В ходе неоднократных психологических бесед Рене с удовлетворением ученого устанавливает, что Врба доволен работой, успевает и в профучилище. Мало того: Петер Врба еще и спортсмен-велосипедист, правда в последнее время почему-то забросивший спорт. Однако еще находясь в психлечебнице, снова решил выработать для себя образцовый режим. Упражнялся, даже гуляя по больничному саду. — развивал мышцы, используя камни вместо гантелей. Он и теперь серьезно тренируется. Полон решимости превысить республиканский рекорд в часовых гонках. Рене любит такие разговоры — от них легко перейти и к теме искусства. Врба, к примеру, сообщает, что тренируется именно тогда, когда меньше всего ему хочется, поднимается с постели именно в ту послеобеденную минуту, когда бывает особенно приятно полеживать. А Рене добавляет, что и хорошую литературу тоже никогда не создашь в лежачем положении. Врба убежден, что человек, если хочет быть самим собой, должен уметь идти и против самого себя. И Рене соглашается: по его мнению, и хороший писатель лишь тот, кто способен сказать о себе даже самые нелицеприятные вещи. Замечательный собеседник этот Врба. Умеет проанализировать каждую тренировку, каждое соревнование, в котором принял участие, а проиграв, точно определить и причину. Мускулатуру свою изучил досконально, знает толк и в составе пищевых продуктов. Решающим качеством спортсмена считает волю и способность преодолеть три степени усталости.

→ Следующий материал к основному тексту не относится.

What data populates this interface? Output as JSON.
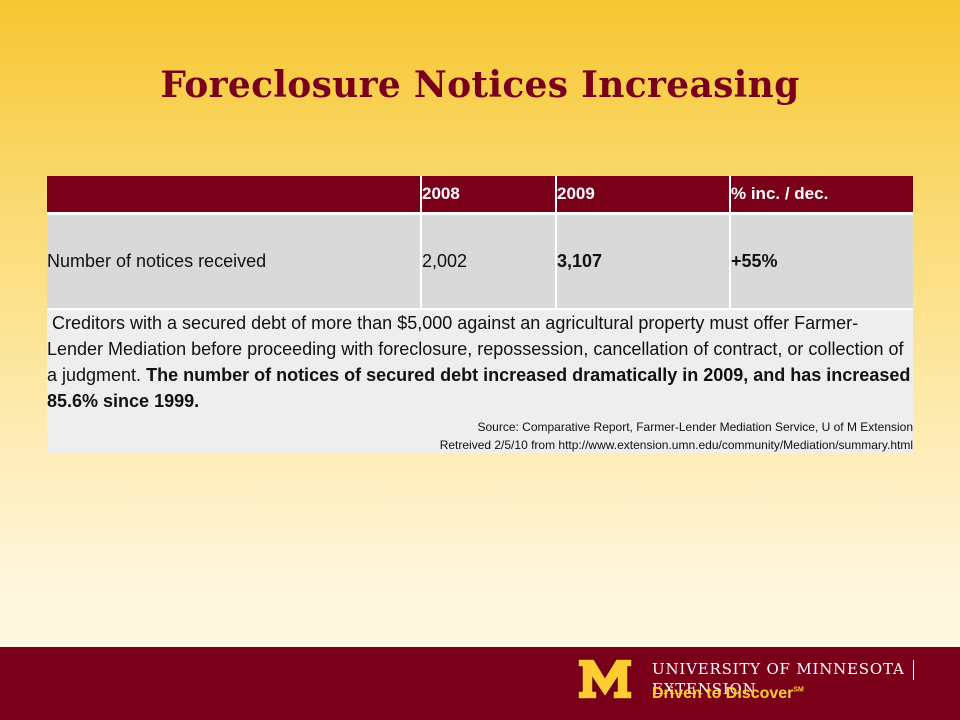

— Смотреть не могу, как штангист Пандула тренируется. Разве это тренинг? Бросит ядро, а потом идет себе нога за ногу и опять бросает. Он и не взмокнет как следует. Твержу ему, твержу, а он и ухом не ведет.
Рене-психолог мастерски поддерживает Врбу еще и тем, что о каждом его участии в соревнованиях, пусть и не очень успешном, сообщает в многотиражке. Иной раз пешеход Рене идет по дороге, Врба обгонит его на своем желтом гоночном велосипеде, они кивнут друг дружке, и все: Рене парня даже не остановит — пусть тренируется. И Врба действительно упорно тренируется. Он спортсмен-одиночка. Когда случается прокол, он не устраняет его, а идет на своих двоих, волоча велосипед добрых тридцать километров — испытывает свои пешие возможности.
— О своей попытке превысить республиканский рекорд в часовых гонках я уже сообщил, — говорит однажды Врба. — Ноги у меня уже в полном порядке!
Теперь дело только за телеграфным вызовом из Пльзени, где проходит трек. Но вызова Врба так и не получает. Заданная на определенное время форма пропадает втуне. А парень верит во временную заданность формы. Верит, что путем тренинга можно достигнуть отличного результата именно в определенный час дня. Верит, что есть велосипедисты утренние, дневные и ночные. Рене-психолог начинает даже побаиваться, не скрывается ли за этим абсолютным самоанализом нестойкость духа Врбы, а следовательно, не вынудит ли его пльзеньский отказ снова отведать ассортимент москательных лавок.